# Relation of kernels and Cholesky decomposition

I am trying to find an intuition on why we require that kernels are positive semi definite and I have found this:

We are given a dataset $X$ of size $n \times d$ where $n$ is the number of samples and $d$ is the number of features. If we want to express all the inner products between each data point in a matrix we can write: \begin{align} K = XX^T = \begin{bmatrix} x_1^Tx_1 & x_1^Tx_2 & \dots \\ x_2^Tx_1 & \ddots \\ \vdots \end{bmatrix} \end{align}

If we have a feature transformation $\phi(x)$ then the equivalent kernel would become: \begin{align} K = \phi(X)\phi(X)^T = \begin{bmatrix} \phi(x_1)^T\phi(x_1) & \phi(x_1)^T\phi(x_2) & \dots \\ \phi(x_2)^T\phi(x_1) & \ddots \\ \vdots \end{bmatrix} \end{align}

My understanding is that if we have a known $\phi$ and calculate $K$ as shown above, then $K$ is always going to be positive semi definite. Now let's think about it the other way around: we have a function $k(x,y)$ that takes two data points and calculates the inner product directly in the transformed space without first transforming each data point. We can calculate $K$ directly: \begin{align} K = \begin{bmatrix} k(x_1,x_1) & k(x_1,x_2) & \dots \\ k(x_2,x_1) & \ddots \\ \vdots \end{bmatrix} \end{align}

If a matrix is positive semidefinite then we can use Cholesky decomposition to write it as $K=LL^T$. Therefore if the obtained $K$ is not positive semidefinite then there is no way to decompose it and therefore there is no way there is a feature transformation $\phi$ that first maps the data points to a higher dimensional space such that $K=\phi(X)\phi(X)^T$.

Now that I have explained my intuition, my question is this: Cholesky decomposition decomposes a matrix to 2 triangular matrices $L$ and $L^T$. Let's say I have both a kernel function $k(x,y)$ and the corresponding map $\phi$ and I calculate $K$ directly using $k$. If I decompose $K$, is the resulting matrix $L$ going to be the same as $\phi(X)$? If not, does that mean that there exist two datasets $X_1$ and $X_2$ such that $\phi(X_1)\phi(X_1)^T = \phi(X_2)\phi(X_2)^T$ and one of them has the property that $\phi(X_1) = L$? Additionally, does that also imply that there exist two feature transformations $\phi_1$ and $\phi_2$ such that for the same dataset $X$ we have $\phi_1(X)\phi_1(X)^T = \phi_2(X)\phi_2(X)^T$ and one of them has the property $\phi_1(X) = L$?

I might be over-complicating things but I came up with these questions while trying to find an intuition for positive semi-definiteness of kernels and I thought maybe someone knows the answer.

• I have two comments.
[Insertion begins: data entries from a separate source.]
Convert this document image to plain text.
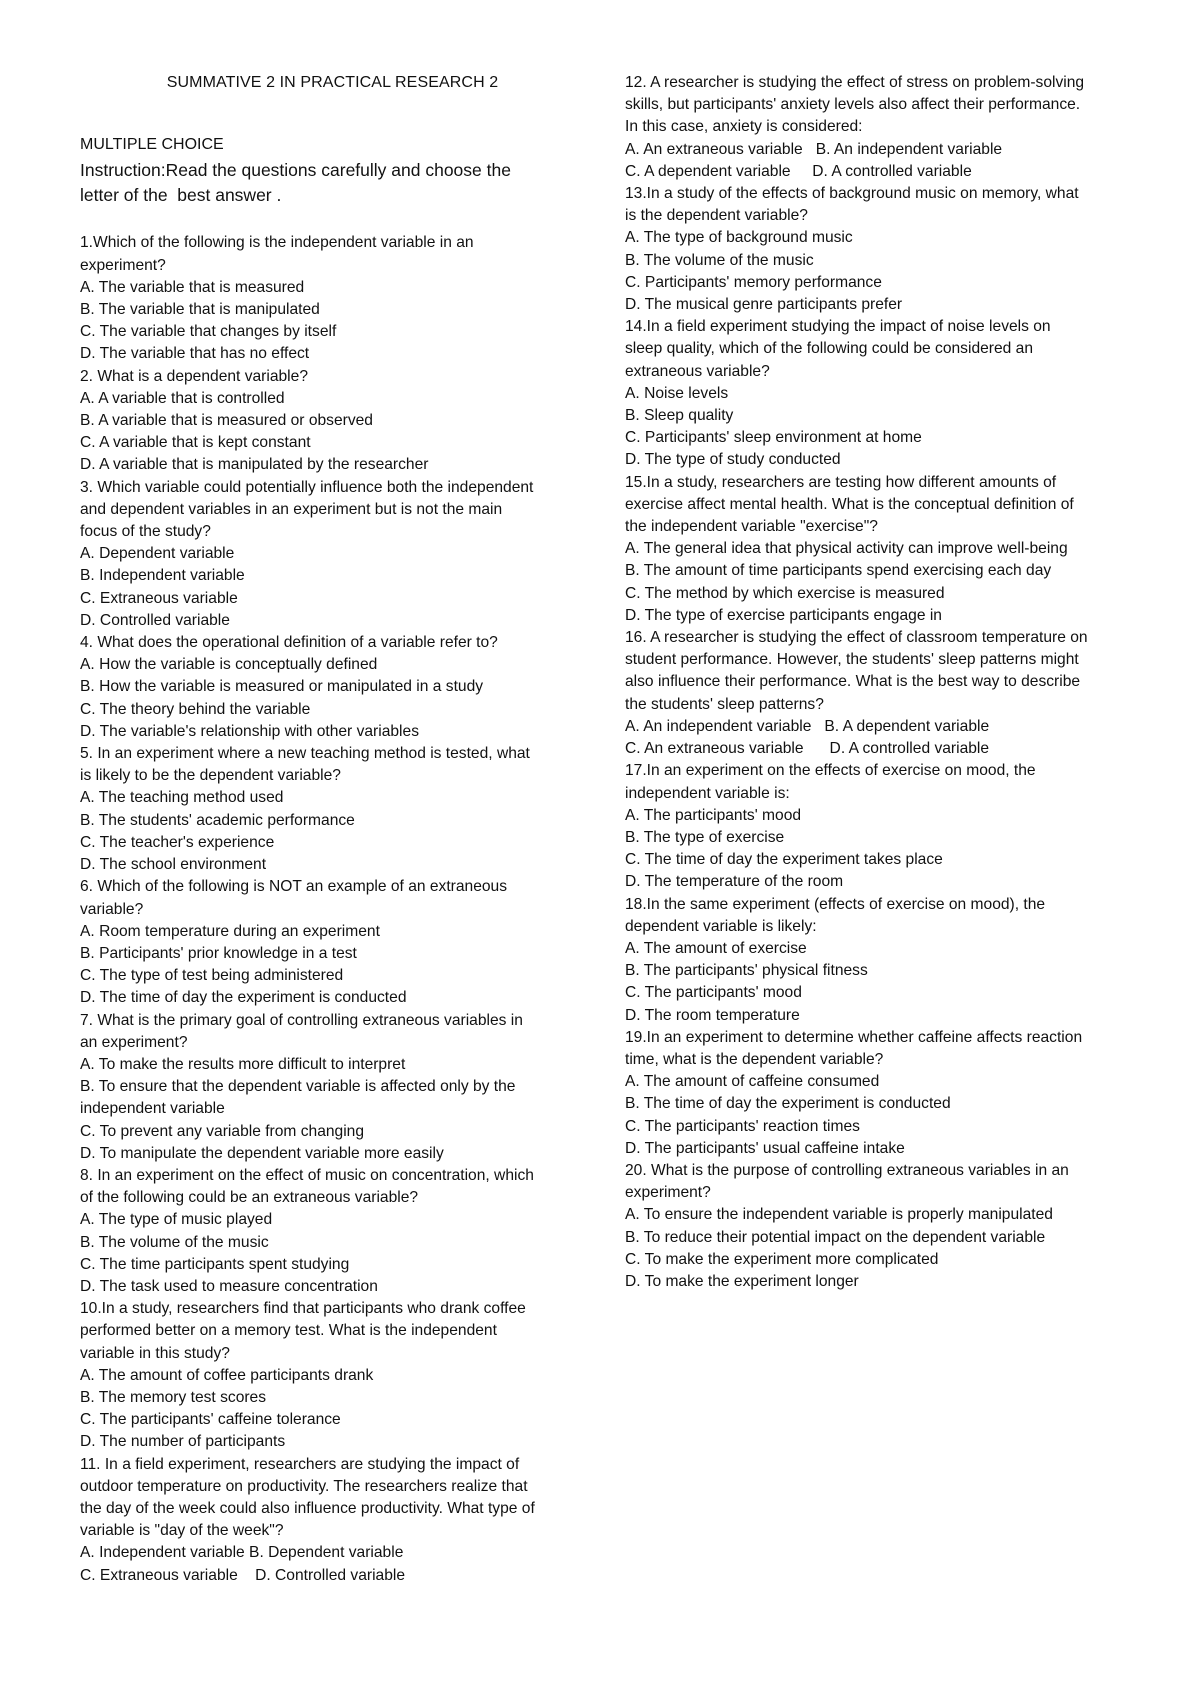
SUMMATIVE 2 IN PRACTICAL RESEARCH 2
MULTIPLE CHOICE
Instruction:Read the questions carefully and choose the
letter of the  best answer .
1.Which of the following is the independent variable in an
experiment?
A. The variable that is measured
B. The variable that is manipulated
C. The variable that changes by itself
D. The variable that has no effect
2. What is a dependent variable?
A. A variable that is controlled
B. A variable that is measured or observed
C. A variable that is kept constant
D. A variable that is manipulated by the researcher
3. Which variable could potentially influence both the independent
and dependent variables in an experiment but is not the main
focus of the study?
A. Dependent variable
B. Independent variable
C. Extraneous variable
D. Controlled variable
4. What does the operational definition of a variable refer to?
A. How the variable is conceptually defined
B. How the variable is measured or manipulated in a study
C. The theory behind the variable
D. The variable's relationship with other variables
5. In an experiment where a new teaching method is tested, what
is likely to be the dependent variable?
A. The teaching method used
B. The students' academic performance
C. The teacher's experience
D. The school environment
6. Which of the following is NOT an example of an extraneous
variable?
A. Room temperature during an experiment
B. Participants' prior knowledge in a test
C. The type of test being administered
D. The time of day the experiment is conducted
7. What is the primary goal of controlling extraneous variables in
an experiment?
A. To make the results more difficult to interpret
B. To ensure that the dependent variable is affected only by the
independent variable
C. To prevent any variable from changing
D. To manipulate the dependent variable more easily
8. In an experiment on the effect of music on concentration, which
of the following could be an extraneous variable?
A. The type of music played
B. The volume of the music
C. The time participants spent studying
D. The task used to measure concentration
10.In a study, researchers find that participants who drank coffee
performed better on a memory test. What is the independent
variable in this study?
A. The amount of coffee participants drank
B. The memory test scores
C. The participants' caffeine tolerance
D. The number of participants
11. In a field experiment, researchers are studying the impact of
outdoor temperature on productivity. The researchers realize that
the day of the week could also influence productivity. What type of
variable is "day of the week"?
A. Independent variable B. Dependent variable
C. Extraneous variable    D. Controlled variable
12. A researcher is studying the effect of stress on problem-solving
skills, but participants' anxiety levels also affect their performance.
In this case, anxiety is considered:
A. An extraneous variable   B. An independent variable
C. A dependent variable     D. A controlled variable
13.In a study of the effects of background music on memory, what
is the dependent variable?
A. The type of background music
B. The volume of the music
C. Participants' memory performance
D. The musical genre participants prefer
14.In a field experiment studying the impact of noise levels on
sleep quality, which of the following could be considered an
extraneous variable?
A. Noise levels
B. Sleep quality
C. Participants' sleep environment at home
D. The type of study conducted
15.In a study, researchers are testing how different amounts of
exercise affect mental health. What is the conceptual definition of
the independent variable "exercise"?
A. The general idea that physical activity can improve well-being
B. The amount of time participants spend exercising each day
C. The method by which exercise is measured
D. The type of exercise participants engage in
16. A researcher is studying the effect of classroom temperature on
student performance. However, the students' sleep patterns might
also influence their performance. What is the best way to describe
the students' sleep patterns?
A. An independent variable   B. A dependent variable
C. An extraneous variable      D. A controlled variable
17.In an experiment on the effects of exercise on mood, the
independent variable is:
A. The participants' mood
B. The type of exercise
C. The time of day the experiment takes place
D. The temperature of the room
18.In the same experiment (effects of exercise on mood), the
dependent variable is likely:
A. The amount of exercise
B. The participants' physical fitness
C. The participants' mood
D. The room temperature
19.In an experiment to determine whether caffeine affects reaction
time, what is the dependent variable?
A. The amount of caffeine consumed
B. The time of day the experiment is conducted
C. The participants' reaction times
D. The participants' usual caffeine intake
20. What is the purpose of controlling extraneous variables in an
experiment?
A. To ensure the independent variable is properly manipulated
B. To reduce their potential impact on the dependent variable
C. To make the experiment more complicated
D. To make the experiment longer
Firstly, the reason kernels are used (according to everything I've seen) is that there are times when the kernel is easy to calculate, but the feature map is not. For example, the feature map for the radial basis function would map to an infinite dimensional space. I don't know if the feature map is known. Secondly there is Mercer's theorem which says that every kernel function is 'inner product' on an appropriate space. – aginensky Nov 28 '17 at 22:15

In general the Cholesky decomposition for $K$ is not the feature map $\Phi(x)$. $K$ is positive definite iff $K=BB^T$ for some matrix $B$. However, $B$ is not unique. It could be the Cholesky $L$. It could also be derived from the eigenvectors of $K$: write $K=U\Sigma U^*$, and since $\Sigma$ is diagonal and has positive entries, let $B:=U\sqrt{\Sigma}$, where the square-root is entry-wise. In particular, if $U$ is not triangular, then neither is $B$.
Edit: Proof that $K=BB^T$ iff $K$ is positive (semi) definite.
$\Rightarrow$: This is trivial: if $K=BB^T$, then $v^TKv=\|Bv\|_2^2\geq 0$.
$\Leftarrow$: If $K$ is positive definite, then it's also symmetric (by definition of positive definite), hence is diagonalizable: $K=U\Sigma U^*$, where $\Sigma$ is diagonal containing all eigenvalues of $K$. Since positive definite is eqivalent to $v^TKv\geq 0$, this implies each eigenvalue is non-negative. So you can define $\sqrt{\Sigma}$ by taking the entry-wise square-root of $\Sigma$, and since $\Sigma$ is diagonal, $\sqrt{\Sigma}^2=\Sigma$. Thus let $B=U\sqrt{\Sigma}$, so that $K=BB^T$.